The memory hierarchy includes global memory, texture memory, constant memory, shared memory and local memory. The first three are located in the global GPU, the application can access at any time, the global memory can be read and written, the texture memory needs to be read and written through the texture object, and the constant memory is often used to cache frequently accessed constants to reduce the number of requests; shared memory is On-chip, exists in each thread block, can be statically allocated in the kernel function or dynamically allocated in the execution configuration (<<<>>>) of the kernel function, the life cycle is the same as the thread block; local memory is located in each Within the thread, the access speed is the fastest, and the life cycle is the same as that of the thread.

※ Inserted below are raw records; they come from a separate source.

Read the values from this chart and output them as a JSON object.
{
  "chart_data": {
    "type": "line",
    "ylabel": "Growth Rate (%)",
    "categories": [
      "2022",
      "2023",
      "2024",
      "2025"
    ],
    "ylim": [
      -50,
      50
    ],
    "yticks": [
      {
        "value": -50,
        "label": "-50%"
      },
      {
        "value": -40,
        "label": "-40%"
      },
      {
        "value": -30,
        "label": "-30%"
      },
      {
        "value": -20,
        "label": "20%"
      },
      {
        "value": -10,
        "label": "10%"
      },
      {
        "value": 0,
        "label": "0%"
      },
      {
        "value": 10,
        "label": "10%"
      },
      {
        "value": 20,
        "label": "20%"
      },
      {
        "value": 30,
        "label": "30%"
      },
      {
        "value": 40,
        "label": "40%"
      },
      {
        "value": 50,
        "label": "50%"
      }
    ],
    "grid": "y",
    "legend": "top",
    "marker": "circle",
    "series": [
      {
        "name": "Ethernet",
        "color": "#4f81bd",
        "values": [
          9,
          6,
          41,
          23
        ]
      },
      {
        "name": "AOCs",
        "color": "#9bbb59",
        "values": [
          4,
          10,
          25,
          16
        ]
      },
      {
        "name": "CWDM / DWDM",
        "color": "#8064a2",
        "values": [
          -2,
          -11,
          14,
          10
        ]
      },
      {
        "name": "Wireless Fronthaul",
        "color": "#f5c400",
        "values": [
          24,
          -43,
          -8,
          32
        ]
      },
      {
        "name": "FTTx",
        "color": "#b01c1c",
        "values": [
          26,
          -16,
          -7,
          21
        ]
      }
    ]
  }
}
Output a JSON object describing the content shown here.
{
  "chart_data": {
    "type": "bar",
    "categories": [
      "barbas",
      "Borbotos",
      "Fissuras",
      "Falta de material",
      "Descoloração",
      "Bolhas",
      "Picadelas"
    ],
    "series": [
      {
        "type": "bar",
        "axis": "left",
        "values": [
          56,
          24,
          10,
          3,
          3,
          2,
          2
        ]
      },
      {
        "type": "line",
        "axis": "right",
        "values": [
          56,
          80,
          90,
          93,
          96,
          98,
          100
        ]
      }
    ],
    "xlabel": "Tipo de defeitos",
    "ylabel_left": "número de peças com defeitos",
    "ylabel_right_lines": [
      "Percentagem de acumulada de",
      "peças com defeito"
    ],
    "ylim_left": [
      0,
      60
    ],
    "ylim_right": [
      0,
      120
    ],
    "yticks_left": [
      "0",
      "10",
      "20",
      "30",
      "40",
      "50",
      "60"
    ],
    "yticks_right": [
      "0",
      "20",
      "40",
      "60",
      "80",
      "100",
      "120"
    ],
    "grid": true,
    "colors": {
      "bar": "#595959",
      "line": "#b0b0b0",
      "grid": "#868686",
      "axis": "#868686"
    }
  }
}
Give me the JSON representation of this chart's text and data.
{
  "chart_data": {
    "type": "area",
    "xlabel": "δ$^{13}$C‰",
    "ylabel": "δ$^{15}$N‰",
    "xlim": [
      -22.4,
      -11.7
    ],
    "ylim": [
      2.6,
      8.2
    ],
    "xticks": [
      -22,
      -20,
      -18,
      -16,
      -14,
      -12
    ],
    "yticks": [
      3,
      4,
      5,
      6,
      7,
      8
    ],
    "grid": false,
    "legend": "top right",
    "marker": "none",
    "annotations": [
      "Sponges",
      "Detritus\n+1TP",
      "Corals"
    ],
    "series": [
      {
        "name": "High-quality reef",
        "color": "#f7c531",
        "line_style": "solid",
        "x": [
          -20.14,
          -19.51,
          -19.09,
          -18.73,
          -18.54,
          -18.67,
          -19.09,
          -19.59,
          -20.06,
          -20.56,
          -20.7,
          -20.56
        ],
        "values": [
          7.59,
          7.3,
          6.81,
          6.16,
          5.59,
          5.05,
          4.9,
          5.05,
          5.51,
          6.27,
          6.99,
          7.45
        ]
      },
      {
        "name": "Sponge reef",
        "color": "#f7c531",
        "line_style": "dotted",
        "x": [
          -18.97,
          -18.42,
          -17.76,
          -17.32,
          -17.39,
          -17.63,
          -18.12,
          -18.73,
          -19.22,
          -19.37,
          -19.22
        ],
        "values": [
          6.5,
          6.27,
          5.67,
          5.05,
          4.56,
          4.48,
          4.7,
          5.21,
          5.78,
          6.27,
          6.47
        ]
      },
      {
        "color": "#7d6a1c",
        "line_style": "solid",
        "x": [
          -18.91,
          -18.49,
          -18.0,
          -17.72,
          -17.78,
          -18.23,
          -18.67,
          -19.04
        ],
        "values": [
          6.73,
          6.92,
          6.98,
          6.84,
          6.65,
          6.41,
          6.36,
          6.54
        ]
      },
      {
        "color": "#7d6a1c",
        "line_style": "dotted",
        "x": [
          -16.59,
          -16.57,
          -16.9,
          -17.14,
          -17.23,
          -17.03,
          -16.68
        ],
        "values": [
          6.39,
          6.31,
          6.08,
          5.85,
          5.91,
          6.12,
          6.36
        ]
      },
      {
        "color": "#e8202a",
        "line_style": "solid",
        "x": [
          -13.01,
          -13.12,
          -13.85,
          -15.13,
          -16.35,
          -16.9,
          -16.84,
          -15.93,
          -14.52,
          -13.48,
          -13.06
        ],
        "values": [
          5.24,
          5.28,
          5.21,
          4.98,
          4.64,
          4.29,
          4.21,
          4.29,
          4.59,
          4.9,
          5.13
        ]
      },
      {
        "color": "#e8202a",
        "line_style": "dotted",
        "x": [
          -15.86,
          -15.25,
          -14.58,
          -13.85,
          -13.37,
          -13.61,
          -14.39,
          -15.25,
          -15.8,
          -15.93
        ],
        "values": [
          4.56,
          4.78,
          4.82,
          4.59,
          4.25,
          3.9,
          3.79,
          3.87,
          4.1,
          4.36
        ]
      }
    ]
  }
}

The heterogeneous programming part explains the relationship between host code and device code, host memory and video memory. Before executing the kernel function, generally speaking, we have to copy the input data from the memory to the video memory, and copy the result back after calling the kernel function, because the memory and the video memory are independent of each other and invisible. Replication can be synchronous or asynchronous, and asynchronous requires calling a synchronous function to synchronize. But if you use managed memory, you don't need to explicitly migrate the data.

The computing power is the version identification of the stream processor (or graphics card). Obviously, different major versions have different hardware features and resource limitations. The differences between different minor versions are smaller, at least the core architecture is the same. We should also pay attention to the architecture names of devices with different major versions (for example, Volta corresponds to 7.X devices) to avoid that we can't correspond to other documents.

Starting from the next chapter, we will introduce the programming interface in detail , which is the main force of this document, and there will be more content.